Archival evidence from museums in Sweden indicates that the craft started around the early 1800s. Singlade bollar have been found in southern Sweden, Denmark, and northern Germany. The craft is likely to have been spread throughout the region via the Baltic Sea trade route.
Kate Sterner learned this handicraft from her Danish grandfather and has created a website dedicated to preserving and furthering this craft. Join Kate and have fun keeping a tradition alive.
Skill level: Beginner.
Student Age: 16 years and over.
Supplies needed: Scissors, a sharp, large-eye, 3-inch darning needle (or purchase one from Kate for $1), and worsted weight, 4-ply wool yarn in as many colors as you want. Kate also will have plenty of colors of yarn from her own stash to use in class.

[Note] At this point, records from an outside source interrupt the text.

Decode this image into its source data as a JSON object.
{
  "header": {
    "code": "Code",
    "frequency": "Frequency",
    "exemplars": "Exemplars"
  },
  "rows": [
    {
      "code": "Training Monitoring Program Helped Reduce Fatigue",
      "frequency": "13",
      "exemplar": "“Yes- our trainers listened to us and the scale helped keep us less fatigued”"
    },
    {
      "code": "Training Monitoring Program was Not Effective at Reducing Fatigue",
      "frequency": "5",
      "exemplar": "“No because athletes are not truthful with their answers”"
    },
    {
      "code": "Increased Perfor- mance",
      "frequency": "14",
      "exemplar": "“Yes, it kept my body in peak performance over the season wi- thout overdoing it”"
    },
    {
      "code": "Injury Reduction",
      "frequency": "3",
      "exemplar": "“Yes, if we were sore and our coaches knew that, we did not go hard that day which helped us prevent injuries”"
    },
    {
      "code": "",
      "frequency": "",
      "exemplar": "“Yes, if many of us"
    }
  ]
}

Note: Students should not expect to complete the project in this time. However, Kate will teach students what they need to complete their Singlade Balls at home. (Normally a ball takes about 6-8 hours to make.)
Class Size: Limited to 4 students.
Register here: http://tinyurl.com/Marchsingladeballs
Cancellation Policy: Up to 3 weeks before the event – 50% refund. Under 3 weeks before the event, no refunds.
Kate Sterner’s Danish grandfather taught her how to make singlade balls (singlade bollar) when she was 10 or 11 years old. He learned from his mother while he was a boy in Denmark and enjoyed passing the craft down to the next generation. Though several of her cousins learned the craft from their grandfather, Kate is the one who kept making singlade balls throughout the years, teaching others who found the balls intriguing.
Singlade, pronounced: sing’ la deh. Singlade is a Swedish word that has a couple of meanings. The base of the verb is “singla,” meaning to toss or fling. However, in this case, the verb describes the embroidery technique used to stitch these balls. So, you “singla” a ball.